モザイク
太陽を掴む
大地は震えた。

「なっ、地震?!」
神宮寺は叫んだ。
「先輩っ。」
桜井はその場に跪き、神宮寺を呼んだ。すると、目の前にいる神宮寺の姿が遠くなっていく。脆くなった病院が崩れ始めたのだ。桜井と神宮寺を引き裂くかのように、廊下に大きなヒビが入った。
「桜井っ。」
神宮寺は手を伸ばした。が、届かない。それどころか距離はいっそう開いていく。
「うわああああああ。」
廊下は崩れ、神宮寺はものすごい勢いで落下した。
「わあああああ。」
すぐに桜井も同じように落下した。そしてふたりの上に、無数の瓦礫が降り注ぐ。
かき氷を食べる時を想像して欲しい。スプーンを突き立てると、シャリシャリといい音を立てる。そんな音が聞こえた。
いつしかガラスの山が作られ、その山は自身の重さに耐えかね潰れた。実に耳に心地よい音だ。人が死んでいく音が、人の耳には心地よく聞こえるとは、なんたる皮肉だろう。
そして、砂となった。ガラスは砂と変わり、そして風に舞った。太陽に照らされ、キラキラと輝いている。様々な色が混じった砂の舞い。まるで、万華鏡のようだった。

「地震だ。」
カナの父親はそう言いながら立ち上がった。そして走った。と言っても、揺れが激しくなかなかまっすぐには走れない。それでもカナの元へと走ろうとした。
「カナ・・・。

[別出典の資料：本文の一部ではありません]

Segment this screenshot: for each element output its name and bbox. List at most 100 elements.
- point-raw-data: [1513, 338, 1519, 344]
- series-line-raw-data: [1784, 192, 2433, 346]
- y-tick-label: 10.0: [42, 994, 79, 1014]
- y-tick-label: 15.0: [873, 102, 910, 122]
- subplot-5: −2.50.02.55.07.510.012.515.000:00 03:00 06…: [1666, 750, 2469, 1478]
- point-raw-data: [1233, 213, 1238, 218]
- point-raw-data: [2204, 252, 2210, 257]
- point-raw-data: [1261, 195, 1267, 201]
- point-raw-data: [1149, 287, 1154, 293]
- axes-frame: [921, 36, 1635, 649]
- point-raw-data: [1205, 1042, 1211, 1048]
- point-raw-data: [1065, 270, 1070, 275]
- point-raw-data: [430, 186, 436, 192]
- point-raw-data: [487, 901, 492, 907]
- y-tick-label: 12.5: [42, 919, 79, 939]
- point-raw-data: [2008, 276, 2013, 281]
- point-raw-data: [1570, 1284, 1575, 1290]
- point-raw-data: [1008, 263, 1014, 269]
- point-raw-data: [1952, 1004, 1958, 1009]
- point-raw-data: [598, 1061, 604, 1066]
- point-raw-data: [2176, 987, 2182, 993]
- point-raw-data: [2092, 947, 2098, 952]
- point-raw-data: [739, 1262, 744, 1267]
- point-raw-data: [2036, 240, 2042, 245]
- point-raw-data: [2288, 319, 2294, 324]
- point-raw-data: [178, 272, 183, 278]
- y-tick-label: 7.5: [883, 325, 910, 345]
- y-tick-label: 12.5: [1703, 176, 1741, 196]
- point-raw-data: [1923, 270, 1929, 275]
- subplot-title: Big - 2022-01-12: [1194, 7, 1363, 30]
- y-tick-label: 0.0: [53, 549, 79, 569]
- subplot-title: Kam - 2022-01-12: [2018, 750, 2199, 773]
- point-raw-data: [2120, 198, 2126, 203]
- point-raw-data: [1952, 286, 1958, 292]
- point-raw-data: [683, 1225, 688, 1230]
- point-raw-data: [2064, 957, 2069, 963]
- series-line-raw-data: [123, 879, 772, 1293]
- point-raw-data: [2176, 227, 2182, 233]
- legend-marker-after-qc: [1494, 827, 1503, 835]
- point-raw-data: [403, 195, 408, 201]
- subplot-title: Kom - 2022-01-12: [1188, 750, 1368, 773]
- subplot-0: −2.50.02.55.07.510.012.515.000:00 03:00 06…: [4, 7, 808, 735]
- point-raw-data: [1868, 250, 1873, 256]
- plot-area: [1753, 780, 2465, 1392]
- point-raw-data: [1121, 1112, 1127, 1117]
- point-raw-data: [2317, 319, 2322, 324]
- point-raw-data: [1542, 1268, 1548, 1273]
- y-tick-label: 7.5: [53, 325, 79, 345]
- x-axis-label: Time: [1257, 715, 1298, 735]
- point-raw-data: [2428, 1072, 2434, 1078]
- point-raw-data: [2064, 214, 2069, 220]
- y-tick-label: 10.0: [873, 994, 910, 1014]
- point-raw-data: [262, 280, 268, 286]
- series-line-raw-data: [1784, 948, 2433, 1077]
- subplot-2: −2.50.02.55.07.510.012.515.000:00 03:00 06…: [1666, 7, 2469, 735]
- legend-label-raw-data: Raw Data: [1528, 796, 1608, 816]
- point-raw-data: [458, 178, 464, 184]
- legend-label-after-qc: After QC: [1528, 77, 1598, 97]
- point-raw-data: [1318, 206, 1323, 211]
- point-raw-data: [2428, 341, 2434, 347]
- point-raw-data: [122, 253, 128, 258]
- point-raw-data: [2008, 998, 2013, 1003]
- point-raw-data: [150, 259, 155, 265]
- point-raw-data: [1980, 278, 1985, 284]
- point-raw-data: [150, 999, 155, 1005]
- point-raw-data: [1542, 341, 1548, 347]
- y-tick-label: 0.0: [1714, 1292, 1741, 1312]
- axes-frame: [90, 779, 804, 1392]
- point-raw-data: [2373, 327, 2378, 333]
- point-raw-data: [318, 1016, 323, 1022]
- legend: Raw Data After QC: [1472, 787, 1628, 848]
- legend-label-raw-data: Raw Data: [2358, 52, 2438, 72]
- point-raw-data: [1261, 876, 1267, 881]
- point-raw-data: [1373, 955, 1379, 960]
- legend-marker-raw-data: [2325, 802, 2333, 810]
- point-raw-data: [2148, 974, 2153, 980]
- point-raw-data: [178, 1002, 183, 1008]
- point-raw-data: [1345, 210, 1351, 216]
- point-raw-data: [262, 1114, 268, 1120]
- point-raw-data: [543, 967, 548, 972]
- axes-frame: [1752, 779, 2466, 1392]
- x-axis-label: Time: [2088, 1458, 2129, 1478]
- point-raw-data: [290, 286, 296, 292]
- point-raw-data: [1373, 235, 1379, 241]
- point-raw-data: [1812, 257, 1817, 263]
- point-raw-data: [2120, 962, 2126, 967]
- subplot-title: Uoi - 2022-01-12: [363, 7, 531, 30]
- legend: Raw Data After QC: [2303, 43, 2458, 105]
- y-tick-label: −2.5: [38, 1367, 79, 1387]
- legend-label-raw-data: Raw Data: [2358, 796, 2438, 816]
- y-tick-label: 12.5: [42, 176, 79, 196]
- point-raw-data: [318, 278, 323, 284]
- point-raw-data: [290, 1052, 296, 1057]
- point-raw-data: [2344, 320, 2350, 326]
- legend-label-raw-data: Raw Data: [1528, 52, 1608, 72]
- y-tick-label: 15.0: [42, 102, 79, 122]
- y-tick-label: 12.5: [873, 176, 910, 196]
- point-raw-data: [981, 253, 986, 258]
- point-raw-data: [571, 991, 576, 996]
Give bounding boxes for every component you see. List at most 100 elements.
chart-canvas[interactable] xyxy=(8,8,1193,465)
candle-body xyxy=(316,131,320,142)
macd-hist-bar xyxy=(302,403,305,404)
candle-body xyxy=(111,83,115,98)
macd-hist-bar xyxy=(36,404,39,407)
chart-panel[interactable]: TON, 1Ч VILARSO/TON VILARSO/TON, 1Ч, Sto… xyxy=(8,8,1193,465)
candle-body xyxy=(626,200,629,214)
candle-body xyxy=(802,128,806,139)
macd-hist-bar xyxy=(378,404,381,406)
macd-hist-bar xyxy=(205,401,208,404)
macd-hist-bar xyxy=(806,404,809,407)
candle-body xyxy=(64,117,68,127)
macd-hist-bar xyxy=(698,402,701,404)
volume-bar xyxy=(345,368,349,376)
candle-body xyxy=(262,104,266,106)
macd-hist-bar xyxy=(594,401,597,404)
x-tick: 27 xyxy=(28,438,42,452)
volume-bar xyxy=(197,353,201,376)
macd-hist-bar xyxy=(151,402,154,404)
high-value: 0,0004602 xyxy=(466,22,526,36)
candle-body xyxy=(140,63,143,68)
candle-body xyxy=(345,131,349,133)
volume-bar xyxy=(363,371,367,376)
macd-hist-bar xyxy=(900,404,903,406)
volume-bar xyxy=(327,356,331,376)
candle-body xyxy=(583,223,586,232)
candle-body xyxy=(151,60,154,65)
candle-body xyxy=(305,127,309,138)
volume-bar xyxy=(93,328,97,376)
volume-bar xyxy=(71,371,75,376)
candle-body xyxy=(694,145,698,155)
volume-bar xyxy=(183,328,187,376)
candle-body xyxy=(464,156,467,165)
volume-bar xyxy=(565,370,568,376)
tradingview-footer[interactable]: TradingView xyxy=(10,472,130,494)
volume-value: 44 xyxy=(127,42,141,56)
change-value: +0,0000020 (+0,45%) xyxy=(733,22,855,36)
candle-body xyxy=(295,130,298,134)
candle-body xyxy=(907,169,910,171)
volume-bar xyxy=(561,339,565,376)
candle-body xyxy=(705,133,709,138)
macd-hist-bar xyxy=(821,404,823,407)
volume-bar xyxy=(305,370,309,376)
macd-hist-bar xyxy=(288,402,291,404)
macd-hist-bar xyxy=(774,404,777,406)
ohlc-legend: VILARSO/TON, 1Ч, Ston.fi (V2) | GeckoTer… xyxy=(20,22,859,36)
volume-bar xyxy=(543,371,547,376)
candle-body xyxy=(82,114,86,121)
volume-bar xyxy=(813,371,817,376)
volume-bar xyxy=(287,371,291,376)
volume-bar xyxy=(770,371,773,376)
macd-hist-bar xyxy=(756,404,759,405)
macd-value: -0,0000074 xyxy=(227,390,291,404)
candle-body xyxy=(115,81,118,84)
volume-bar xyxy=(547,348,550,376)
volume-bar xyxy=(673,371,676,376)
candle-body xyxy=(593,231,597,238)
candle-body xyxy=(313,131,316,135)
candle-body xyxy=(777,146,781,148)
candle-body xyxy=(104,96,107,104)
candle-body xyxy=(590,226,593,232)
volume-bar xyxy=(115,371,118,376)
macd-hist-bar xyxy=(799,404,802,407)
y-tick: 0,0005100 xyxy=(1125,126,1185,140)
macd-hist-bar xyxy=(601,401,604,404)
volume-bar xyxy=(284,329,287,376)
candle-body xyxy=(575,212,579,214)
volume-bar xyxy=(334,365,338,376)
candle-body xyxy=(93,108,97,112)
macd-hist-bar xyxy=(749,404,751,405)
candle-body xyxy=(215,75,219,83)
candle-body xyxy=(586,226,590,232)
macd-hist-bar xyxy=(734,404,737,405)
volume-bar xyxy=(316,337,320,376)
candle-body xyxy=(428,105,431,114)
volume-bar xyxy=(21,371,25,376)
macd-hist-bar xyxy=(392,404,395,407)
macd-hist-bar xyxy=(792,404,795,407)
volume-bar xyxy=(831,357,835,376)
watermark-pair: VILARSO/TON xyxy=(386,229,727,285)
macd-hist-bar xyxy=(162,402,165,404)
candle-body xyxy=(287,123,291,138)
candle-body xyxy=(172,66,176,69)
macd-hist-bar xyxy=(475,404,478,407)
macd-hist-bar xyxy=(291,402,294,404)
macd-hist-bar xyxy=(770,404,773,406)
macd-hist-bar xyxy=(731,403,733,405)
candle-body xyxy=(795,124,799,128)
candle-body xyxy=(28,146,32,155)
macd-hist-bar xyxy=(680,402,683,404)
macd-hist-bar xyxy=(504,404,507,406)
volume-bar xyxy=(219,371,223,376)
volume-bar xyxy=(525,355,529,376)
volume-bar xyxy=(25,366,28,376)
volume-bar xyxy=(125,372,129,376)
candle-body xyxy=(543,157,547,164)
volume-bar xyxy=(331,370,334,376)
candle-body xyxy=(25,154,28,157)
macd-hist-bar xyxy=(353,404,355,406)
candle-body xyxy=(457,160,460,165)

」
例えどんな姿になろうと、娘への想いは変わらない。だから、走り続けた。

それはカナも同じだった。
激しい揺れに、父親の身を案じた。
「お父さん・・・。」
父親の元へ向かおうと立ち上がった。天井の照明が激しく揺れ、まるで「行くな」と訴えているようだ。
「お父さん・・・。」
カナは大きく右によろけ、壁に頭をぶつけた。でも、痛みは感じない。父への想いが痛みを消してくれていた。
うまくバランスが取れない。カナは元々運動が出来ないほうだ。それもあるのだろうか。しかたなく四つん這いになり、父親の元を目指した。